Wow, it really works! It seems so simple now. The long text discouraged me...

@rkm0959 Point 2 is even more trivial. If $n\in A$, write $n=n\cdot 1$, otherwise $n=1\cdot n$. I don't know how this became the last problem of the last TST.

No, because $A \cup B \not= \mathbb{N}$..

Oops, I misread. Actually my construction was: $B=$all perfect squares, $A=$everything else along with $1$. This works as well.

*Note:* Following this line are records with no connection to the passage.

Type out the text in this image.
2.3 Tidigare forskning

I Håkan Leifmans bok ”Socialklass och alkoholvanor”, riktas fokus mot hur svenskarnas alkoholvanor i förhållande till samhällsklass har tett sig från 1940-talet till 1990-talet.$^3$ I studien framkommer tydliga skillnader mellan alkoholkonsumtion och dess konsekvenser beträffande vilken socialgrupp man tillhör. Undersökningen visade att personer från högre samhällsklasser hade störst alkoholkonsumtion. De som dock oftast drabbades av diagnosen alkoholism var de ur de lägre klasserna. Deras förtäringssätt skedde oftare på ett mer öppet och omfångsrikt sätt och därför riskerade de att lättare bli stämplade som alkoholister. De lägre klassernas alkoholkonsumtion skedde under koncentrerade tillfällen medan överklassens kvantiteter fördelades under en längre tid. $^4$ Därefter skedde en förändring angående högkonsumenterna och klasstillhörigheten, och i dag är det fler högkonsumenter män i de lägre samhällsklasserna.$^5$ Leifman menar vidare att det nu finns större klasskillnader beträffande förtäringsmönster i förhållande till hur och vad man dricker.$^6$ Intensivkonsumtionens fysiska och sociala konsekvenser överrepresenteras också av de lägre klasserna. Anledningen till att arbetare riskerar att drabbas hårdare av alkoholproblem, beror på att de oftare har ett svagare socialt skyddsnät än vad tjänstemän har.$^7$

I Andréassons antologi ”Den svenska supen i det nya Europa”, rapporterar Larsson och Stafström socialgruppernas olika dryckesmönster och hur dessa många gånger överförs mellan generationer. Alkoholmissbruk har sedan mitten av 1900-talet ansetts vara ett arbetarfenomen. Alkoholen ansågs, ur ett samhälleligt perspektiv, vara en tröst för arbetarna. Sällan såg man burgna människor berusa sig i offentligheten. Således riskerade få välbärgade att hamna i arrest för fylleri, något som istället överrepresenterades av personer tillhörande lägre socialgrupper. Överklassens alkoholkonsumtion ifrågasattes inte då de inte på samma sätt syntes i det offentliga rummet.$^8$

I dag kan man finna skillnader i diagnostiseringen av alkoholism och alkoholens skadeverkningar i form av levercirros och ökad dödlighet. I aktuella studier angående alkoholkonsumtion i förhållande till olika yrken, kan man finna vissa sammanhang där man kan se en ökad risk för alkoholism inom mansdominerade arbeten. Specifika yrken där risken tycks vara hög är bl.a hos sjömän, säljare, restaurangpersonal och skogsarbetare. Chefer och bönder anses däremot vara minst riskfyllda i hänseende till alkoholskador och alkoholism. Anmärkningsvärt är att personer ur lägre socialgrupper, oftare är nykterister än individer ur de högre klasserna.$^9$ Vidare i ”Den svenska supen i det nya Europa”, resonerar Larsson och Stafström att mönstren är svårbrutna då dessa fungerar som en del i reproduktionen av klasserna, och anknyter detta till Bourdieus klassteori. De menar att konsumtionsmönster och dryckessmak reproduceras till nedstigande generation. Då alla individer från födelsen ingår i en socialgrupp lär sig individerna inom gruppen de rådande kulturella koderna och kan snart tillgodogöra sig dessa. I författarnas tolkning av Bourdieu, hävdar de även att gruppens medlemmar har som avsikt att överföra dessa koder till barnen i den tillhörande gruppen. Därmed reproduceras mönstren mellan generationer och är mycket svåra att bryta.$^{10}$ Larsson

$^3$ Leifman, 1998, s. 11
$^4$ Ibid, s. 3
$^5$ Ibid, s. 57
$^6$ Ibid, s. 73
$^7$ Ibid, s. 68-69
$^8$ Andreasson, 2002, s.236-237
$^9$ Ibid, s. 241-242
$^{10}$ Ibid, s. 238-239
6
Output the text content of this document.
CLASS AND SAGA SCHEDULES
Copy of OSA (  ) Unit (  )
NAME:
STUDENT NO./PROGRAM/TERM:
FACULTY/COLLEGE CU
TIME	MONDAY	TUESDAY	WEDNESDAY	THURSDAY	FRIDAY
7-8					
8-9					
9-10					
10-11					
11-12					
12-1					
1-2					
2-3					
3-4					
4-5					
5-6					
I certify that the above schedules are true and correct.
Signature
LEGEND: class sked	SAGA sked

Wow why is this problem a Day 4 P3 Just let $A=\{1,2,2^2-1,2^3-1,...\}$ and $B=\{1\}\cup\{\mathbb{N}-A\}$ Now all properties are trivially true . 1) Trivial 2)Just take that number and $1$ 3)For $p=2$, it's obvious , for odd prime we have $p|2^{p-1}-1\in A$ and $2p \in B$ 4)This trivial on set $A$ as the gap between consecutive numbers increases exponentially 5)For $B$ just take powers of $2$ and for $A$ note that $2^{2k}-1$ is composite for all $k>1$

One sees that, informally, a "random" choice of $A$ and $B$ should work: For each integer $n > 1$, flip a coin to decide whether $n \in A$ or $n \in B$, and also let $1 \in A, 1 \in B$. Now claims 1 and 2 hold surely and claims 3, 4 and 5 hold almost surely. As one can set up a probability measure for partitions of $\{2, 3, \ldots \}$ to two subsets, this proof can be made rigorous. Thus, the problem can be solved without actually constructing such $A$ and $B$.